Ideally I want all parts of my chicken to absorb a good amount of salt. I think brining is best but somebody has suggested kosher chicken. How is kosher salted differently and will all parts of kosher chicken be salted to the point where it is plump and juicy as you get when brining?



3 Answers 3


I explained several of the differences in my answer to Brining a kosher bird and also discussed some issues relating to salt consistency in a much earlier answer to Chicken comes out salty... occasionally.

To make a long story short, kashering is a long process with many steps, but the part you're concerned with is similar to the "dry brining" technique some people are fond of using for Thanksgiving turkeys.
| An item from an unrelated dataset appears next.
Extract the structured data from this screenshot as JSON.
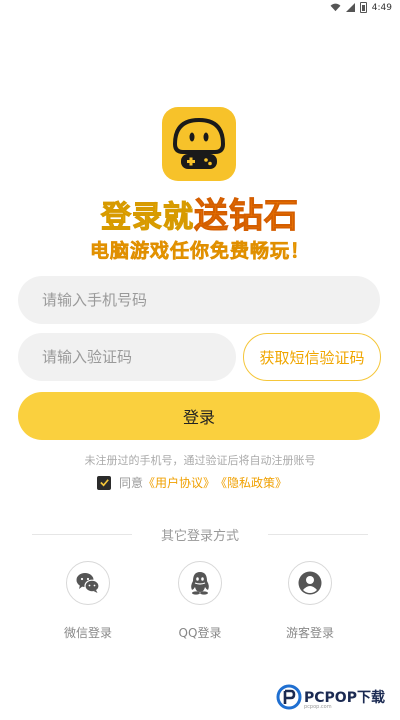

The meat is salted directly - no water is used - and it is left to rest for a much shorter period, about 1 hour, before finally being rinsed and packed.
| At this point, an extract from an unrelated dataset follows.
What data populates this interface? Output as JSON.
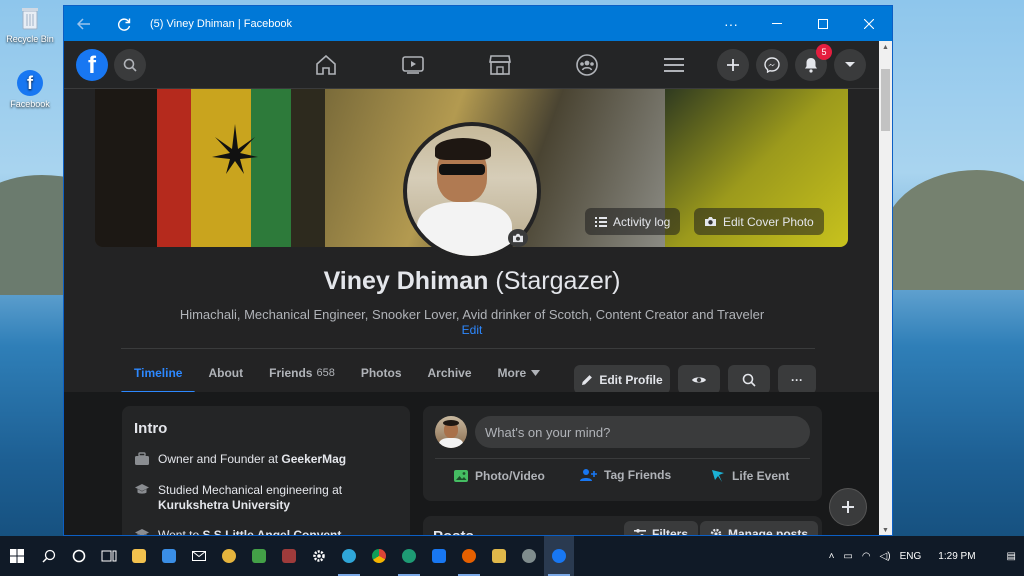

Kosher meat isn't "juicy" like brined meat at all; in fact, all other things being equal, it will come out much drier and tougher than unkosher meat, because in the process of drawing out blood (the reason for salting in kashering), a good deal of moisture is drawn out as well. Brining adds moisture to the tune of about 10%; kashering takes moisture away by a similar amount.

Aside from drying out, the only culinary differences you'll find with kosher birds (or other meat) are (a) less blood, uric acid, and other "undesirable" components, and (b) they are naturally saltier than unkosher birds. However, because the kashering process has nothing to do with flavouring, you can't expect any kind of consistency, and it's not uncommon to find that some parts are much saltier than other parts coming from the same bird.

Kosher birds are going to absorb roughly the same amount of salt and water from a brine. The difference is that because they've already been salted, you run the risk of over-brining to the point of being inedibly salty. That's the whole story.

If you want flavourful and moist then get a regular bird and brine it. If you care more about flavour and want to save some time (at a significant cost premium) then go ahead and use a kosher bird, no brine. You can brine a kosher bird (see first link in this answer) but you're going to have to do a little experimenting to get it right - and if you're going to brine anyway, then why bother spending the extra money on kosher meat?

Don't pay any mind to the oft-repeated claims that kosher birds are "pre-brined" or similar nonsense. The inherent saltiness of a kosher bird is significant but also incidental and thus inherently unreliable.

(Please also note: Assuming this is a follow-up to your previous question, none of this is going to make the slightest bit of difference if you're just going to plop the chicken parts into a pot of boiling or poaching water. If you're making broth, then you flavour the broth, not the meat.)

  • According to the current answers to (judaism.stackexchange.com/questions/12146/…), the kashering process is fairly simple. The meat is soaked in water for half an hour. Then salt is applied all over and left to sit for an hour. The final step is to rinse three times. This may give some context to your discussion of the dry-brining aspect of the preparation.
    – Martha F.
    Commented Dec 13, 2011 at 12:05
  • I was really thinking of the whole process starting all the way from the slaughterhouse, which is why I qualified my statement with "the part you're concerned with".
    – Aaronut
    Commented Dec 13, 2011 at 14:41
  • 1
    of course. :-) I was hoping to promote cross-site traffic.
    – Martha F.
    Commented Dec 14, 2011 at 21:18

First, a clarification: "Kosher salt", as a product you can buy in a supermarket, is simply pure crystalline sodium chloride, with no iodine and no anti-clumping agents. Crystals tend to be larger in size than pickling salt or table salt, but usually smaller than evaporated sea salt. Kosher salt gets its name because it is the type used to make a kosher bird (or other kosher meat).

With this definition in mind: the process for making a "kosher chicken" is a complex list of rituals that cover everything from coop to soup, but salt comes into the picture because of the directive against the consumption of blood (Lev. 7:26-27; Lev. 17:10-14). A ritual soaking and salting draws out the blood -- but that means the bird is effectively already partially pre-brined when you buy it in the store. The one problem is that the amount of salt remaining in any given brand of kosher bird may be different from other brands, making a supplemental brining by you difficult to calibrate.

Personally, I don't bother brining kosher birds, even though I do brine non-kosher birds. I suggest you try a brand and see how it comes out.


The term Kosher refers to the Jewish law regarding butchering animals, preparing and handling their meat - not only to the salt. The meat of a Kosher chicken will likely react to a brine in the same way as a non-Kosher chicken of similar size.